Ao redor dele, outras três crianças ouviam, fascinadas.
Havia um garoto gordinho de penteado lambido, com as bochechas sujas de farinha, roendo um pedaço de pão duro com voracidade. Tico.
Encostado em uma coluna, um garoto alto e magro como uma vara de cabelos espetados afiava uma faca de madeira com uma pedra, balançando a cabeça em aprovação. Vareta.

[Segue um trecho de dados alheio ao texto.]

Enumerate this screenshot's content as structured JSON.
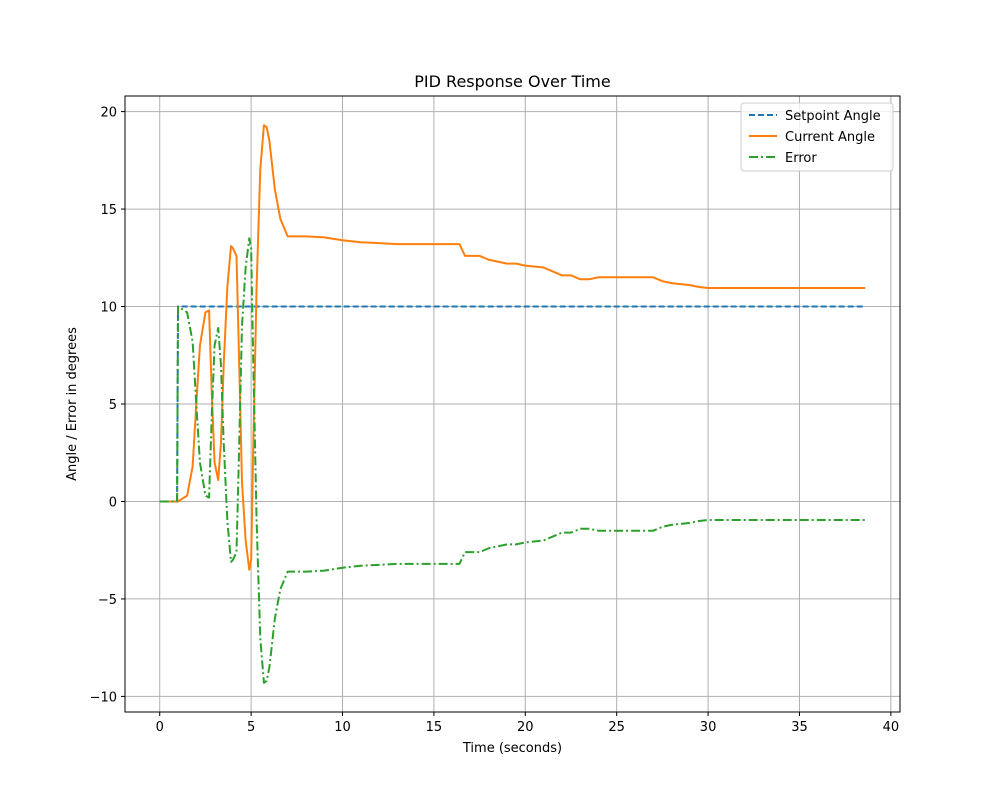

E sentada no chão, contando uma pilha de moedas de cobre, estava uma menina de pele bronzeada e cacheados castanhos e volumosos que caíam sobre os olhos. Lia.
Magno levou a mão ao peito, sentiu o ar faltar. Tico. Vareta. Lia.
Magno deu um passo para fora das sombras do túnel. Sua bota raspou no chão de pedra com um som áspero.
O riso do Jovem Magno morreu.
As crianças se viraram em uníssono.
O Jovem Magno pulou do caixote, segurando a adaga de forma defensiva, os olhos estreitados.

— Como você achou este lug… — ele começou a gritar, mas parou.
Ele olhou para o rosto do intruso.
Lia se levantou lentamente. As moedas caíram de seu colo, tinindo no chão.
Magno, o adulto, não disse nada. O sangue pingava de seu braço, manchando o chão daquele lugar que só existia em suas memórias mais dolorosas.
Ele franziu a sobrancelha violentamente, a dor física insignificante perto do peso do que via. Lágrimas molharam suas bochechas.